It’s Basketball Tourney Time, Lets Talk Ticket Scalping.
Once again it’s time for March Madness. We can learn a lot about how the free market works by walking around arena’s that are hosting games. Ticket scalpers and ticket buyers are involved in voluntary exchanges which are the heart of a free market. I wrote this post below about ticket scalping last year and I’m going to post it again.
TICKET SCALPING: THE TRUE FREE MARKET IN ACTION
I’m going to the Ohio High School Basketball Tournament this weekend not and not just to watch the games. I like to observe the economic principles at play in the free market for tickets, (aka scalping) that takes place outside of the arena, it is a real education. This video explains whats going on.

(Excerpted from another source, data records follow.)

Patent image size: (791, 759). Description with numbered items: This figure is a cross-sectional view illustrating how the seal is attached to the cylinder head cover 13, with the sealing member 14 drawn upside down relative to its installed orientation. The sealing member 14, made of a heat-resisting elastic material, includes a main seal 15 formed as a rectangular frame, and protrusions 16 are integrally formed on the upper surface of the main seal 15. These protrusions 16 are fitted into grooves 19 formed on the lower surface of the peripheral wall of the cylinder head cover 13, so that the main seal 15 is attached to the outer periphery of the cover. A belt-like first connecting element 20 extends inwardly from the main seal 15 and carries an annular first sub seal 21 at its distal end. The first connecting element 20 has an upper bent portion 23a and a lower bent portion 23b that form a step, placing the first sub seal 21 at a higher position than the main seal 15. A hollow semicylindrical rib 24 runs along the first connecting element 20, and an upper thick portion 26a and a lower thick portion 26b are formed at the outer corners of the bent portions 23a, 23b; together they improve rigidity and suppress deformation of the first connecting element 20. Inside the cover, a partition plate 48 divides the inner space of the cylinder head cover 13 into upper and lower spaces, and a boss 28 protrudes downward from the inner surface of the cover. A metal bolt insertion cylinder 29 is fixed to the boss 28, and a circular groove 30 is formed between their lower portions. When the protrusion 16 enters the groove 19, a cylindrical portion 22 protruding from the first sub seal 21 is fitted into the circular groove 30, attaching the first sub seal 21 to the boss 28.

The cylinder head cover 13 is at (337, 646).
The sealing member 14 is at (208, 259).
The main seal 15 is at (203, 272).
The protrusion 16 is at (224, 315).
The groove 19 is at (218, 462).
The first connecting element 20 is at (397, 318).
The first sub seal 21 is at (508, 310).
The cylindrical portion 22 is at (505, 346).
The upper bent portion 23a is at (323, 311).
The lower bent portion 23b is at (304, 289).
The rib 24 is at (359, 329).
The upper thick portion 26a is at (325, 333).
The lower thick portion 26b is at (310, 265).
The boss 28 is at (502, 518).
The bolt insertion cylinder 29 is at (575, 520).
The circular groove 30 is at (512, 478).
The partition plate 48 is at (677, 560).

Most of the people who participate in the free market of ticket scalping, have no understanding of the economic principles they are demonstrating by their actions. Supply and demand, subjective value, and the allocation of scarce resources through the price system, are just a few of the principles being demonstrated. Order is created out of seeming chaos by buyers and sellers voluntarily making decisions on the price that ultimately leads to an exchange. The scalper is a broker who ultimately brings the buyer and the seller together, in the same way a realtor brings the buyer and seller of a house together. I’ve seen scalpers make a good profit selling tickets when LeBron James was playing in the state tournament because demand was high and the supply of good seats was low. I’ve also been at a final four at the Louisiana Super Dome where scalpers were selling tickets for a dollar, minutes before the game, trying to get what they could before the tickets would became worthless just minutes after the game started. The one thing I’ve noticed in both situations, the buyer and the seller never make the exchange of a ticket, for money, unless both parties agree on the price. If the same two individuals came together and tried to make the exchange earlier or later than when the exchange actually took place, the subjective valuations of each party would have been different, and an exchange would not have taken place, at that price. If you get a chance to go to an NCAA tournament game, walk around the arena for a while and watch basic economic principles being demonstrated in the secondary ticket market.